People start buying their groceries online, the team found in a postal survey of more than 1,100 online shoppers, when they move to a new area, have new babies, or break a limb. They might also use the internet when their favourite supermarket didn’t have a nearby store or when elderly parents became housebound.
But these lead to only a temporary change in behaviour, the research found. Dr Dall’Olmo Riley said: “The adoption decision triggered by a specific situation is easily reversed when the situation changes again.”
Many respondents to the study, published in the European Journal of Marketing, said that online grocery providers regularly left out items from their order or substituted unsuitable replacements. “They also complained about late deliveries, bad picking and packing of goods and perishables being too near sell-by dates,” said Dr Dall’Olmo Riley.

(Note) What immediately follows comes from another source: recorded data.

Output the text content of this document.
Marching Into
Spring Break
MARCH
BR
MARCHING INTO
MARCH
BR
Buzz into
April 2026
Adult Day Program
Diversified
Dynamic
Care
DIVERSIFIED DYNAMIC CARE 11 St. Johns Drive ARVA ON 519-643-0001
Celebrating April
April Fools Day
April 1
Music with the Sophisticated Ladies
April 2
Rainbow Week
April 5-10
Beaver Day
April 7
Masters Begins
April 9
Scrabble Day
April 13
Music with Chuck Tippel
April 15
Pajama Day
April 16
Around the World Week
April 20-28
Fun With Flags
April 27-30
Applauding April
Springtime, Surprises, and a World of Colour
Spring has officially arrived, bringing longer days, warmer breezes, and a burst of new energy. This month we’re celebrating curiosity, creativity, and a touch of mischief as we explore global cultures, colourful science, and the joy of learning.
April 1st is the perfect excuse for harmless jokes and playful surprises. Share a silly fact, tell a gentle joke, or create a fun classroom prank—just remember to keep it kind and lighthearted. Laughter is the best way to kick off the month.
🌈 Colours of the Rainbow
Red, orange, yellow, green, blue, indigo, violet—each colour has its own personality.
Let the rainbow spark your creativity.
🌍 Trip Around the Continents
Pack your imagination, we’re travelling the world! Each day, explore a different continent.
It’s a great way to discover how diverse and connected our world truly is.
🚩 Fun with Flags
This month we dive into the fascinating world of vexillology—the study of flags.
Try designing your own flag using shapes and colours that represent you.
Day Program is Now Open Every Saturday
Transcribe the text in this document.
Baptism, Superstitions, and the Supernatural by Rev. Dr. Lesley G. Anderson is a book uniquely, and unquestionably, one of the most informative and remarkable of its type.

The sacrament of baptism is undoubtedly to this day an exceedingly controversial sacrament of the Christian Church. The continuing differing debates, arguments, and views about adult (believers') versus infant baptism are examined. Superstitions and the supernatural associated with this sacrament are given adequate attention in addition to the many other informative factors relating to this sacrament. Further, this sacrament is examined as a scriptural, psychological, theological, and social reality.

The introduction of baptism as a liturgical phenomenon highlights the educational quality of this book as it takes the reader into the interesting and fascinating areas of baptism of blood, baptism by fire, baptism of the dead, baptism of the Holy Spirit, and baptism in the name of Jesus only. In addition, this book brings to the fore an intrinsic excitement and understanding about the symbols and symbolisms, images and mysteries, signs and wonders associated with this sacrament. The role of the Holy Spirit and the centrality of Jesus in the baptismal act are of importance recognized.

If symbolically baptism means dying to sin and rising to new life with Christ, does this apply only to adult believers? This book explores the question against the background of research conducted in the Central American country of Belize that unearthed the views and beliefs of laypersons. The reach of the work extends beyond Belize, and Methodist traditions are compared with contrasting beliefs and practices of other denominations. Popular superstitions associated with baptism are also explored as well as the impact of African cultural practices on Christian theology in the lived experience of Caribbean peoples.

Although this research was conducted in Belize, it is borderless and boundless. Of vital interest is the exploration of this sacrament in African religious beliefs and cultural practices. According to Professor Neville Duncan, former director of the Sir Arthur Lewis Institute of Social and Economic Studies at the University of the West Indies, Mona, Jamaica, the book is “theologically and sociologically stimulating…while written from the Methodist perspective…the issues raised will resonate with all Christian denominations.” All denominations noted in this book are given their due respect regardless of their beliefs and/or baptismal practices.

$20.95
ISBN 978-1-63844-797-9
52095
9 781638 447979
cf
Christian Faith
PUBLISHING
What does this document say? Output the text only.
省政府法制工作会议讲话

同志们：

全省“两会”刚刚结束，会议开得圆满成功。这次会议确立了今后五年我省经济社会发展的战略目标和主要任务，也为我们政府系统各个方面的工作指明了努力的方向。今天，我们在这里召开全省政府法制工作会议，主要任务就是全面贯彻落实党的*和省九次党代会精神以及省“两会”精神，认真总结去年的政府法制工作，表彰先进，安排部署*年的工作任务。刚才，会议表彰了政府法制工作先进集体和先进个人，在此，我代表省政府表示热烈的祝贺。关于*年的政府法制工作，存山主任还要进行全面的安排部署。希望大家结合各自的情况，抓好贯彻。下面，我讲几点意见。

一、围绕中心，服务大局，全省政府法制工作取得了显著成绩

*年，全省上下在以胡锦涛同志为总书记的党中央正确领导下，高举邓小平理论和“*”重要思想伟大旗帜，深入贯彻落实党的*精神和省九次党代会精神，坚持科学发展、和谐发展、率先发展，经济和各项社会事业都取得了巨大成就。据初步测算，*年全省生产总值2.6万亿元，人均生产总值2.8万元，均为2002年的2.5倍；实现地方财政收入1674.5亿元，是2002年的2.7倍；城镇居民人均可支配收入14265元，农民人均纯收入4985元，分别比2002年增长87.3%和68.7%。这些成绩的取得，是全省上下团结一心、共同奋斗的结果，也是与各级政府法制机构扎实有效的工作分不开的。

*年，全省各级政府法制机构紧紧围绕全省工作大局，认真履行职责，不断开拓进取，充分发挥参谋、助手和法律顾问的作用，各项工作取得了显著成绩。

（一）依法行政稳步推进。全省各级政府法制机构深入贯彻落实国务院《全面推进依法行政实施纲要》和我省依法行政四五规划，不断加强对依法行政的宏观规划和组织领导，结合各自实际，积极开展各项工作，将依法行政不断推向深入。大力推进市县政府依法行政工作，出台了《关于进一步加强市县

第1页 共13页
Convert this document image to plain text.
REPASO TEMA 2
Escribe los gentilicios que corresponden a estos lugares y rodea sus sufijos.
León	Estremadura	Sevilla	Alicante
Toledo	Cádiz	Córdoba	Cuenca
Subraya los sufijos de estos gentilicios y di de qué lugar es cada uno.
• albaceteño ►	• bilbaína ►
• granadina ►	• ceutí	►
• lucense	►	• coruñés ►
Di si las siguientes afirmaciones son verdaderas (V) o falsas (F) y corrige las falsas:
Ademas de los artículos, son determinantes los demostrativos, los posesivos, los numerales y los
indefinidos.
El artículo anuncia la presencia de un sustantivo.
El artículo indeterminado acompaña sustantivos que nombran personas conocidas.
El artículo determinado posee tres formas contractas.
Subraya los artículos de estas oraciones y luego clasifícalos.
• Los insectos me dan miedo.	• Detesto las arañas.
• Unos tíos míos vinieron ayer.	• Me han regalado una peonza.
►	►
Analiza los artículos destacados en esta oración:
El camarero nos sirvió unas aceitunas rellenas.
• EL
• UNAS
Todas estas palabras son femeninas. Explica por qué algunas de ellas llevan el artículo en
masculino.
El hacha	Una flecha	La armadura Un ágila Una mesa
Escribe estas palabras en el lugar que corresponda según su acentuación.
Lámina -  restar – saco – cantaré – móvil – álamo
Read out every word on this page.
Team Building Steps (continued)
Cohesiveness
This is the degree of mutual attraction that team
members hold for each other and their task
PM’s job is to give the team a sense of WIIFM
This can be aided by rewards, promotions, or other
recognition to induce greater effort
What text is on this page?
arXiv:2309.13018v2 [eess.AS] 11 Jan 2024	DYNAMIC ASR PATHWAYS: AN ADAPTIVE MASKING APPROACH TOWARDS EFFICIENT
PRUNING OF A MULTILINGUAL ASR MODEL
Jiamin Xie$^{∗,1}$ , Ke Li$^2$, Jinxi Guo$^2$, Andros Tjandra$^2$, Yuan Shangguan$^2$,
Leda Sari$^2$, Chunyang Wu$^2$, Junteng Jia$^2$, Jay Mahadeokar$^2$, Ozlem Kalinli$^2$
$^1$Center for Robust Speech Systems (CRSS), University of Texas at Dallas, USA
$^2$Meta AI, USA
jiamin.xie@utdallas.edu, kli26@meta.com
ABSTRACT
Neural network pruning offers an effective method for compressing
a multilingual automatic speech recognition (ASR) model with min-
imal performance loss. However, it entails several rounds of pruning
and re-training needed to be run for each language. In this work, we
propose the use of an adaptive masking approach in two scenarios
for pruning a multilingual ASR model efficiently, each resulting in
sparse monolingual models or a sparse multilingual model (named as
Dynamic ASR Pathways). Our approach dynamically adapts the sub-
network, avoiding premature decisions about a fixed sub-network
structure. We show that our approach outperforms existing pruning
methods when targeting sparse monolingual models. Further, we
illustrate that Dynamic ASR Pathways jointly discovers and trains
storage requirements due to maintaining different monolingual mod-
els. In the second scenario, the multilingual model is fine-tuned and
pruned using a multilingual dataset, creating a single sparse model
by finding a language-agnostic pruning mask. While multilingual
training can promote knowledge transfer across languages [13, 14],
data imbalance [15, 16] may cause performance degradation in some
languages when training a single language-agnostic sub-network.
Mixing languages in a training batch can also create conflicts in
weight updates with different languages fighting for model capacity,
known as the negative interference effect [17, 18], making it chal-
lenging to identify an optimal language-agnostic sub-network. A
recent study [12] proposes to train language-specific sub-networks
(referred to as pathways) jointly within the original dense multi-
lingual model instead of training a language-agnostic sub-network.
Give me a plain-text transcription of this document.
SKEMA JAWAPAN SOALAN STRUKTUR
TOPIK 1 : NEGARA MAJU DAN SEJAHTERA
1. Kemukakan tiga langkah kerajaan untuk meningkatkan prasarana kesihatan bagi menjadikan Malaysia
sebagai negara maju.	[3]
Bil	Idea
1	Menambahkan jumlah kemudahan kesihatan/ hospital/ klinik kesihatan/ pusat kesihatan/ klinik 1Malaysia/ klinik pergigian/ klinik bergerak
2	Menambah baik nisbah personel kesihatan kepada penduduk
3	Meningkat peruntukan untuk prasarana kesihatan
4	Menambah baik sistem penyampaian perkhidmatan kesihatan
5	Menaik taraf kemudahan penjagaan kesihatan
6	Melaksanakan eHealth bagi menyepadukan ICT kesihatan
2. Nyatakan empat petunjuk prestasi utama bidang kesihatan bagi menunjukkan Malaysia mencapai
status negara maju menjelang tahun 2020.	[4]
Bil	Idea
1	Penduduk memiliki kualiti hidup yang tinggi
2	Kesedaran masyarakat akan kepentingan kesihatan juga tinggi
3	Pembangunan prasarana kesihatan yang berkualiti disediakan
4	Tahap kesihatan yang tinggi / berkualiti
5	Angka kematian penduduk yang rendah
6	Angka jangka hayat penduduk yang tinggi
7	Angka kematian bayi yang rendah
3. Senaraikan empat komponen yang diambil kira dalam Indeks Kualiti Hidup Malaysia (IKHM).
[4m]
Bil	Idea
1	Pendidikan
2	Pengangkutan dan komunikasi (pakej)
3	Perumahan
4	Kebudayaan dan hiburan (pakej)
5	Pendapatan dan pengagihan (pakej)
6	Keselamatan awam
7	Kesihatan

She added: “One finding that came over very clearly was that internet and supermarket shopping are not mutually exclusive – online shopping is complementary rather than seen as a substitute. Reverting back to the traditional mode of shopping is easy because shoppers never completely stop shopping in traditional stores.”
The Kingston study: comments from online shoppers:
“I have given up expecting to get what I ordered.”
“If you are relying on a delivery coming and they don’t deliver it, you have to go out anyway, so that defeats the object of buying online.”
“A friend of mine had a hip replacement… and she did all her shopping online for a few months so it is very useful in that respect.”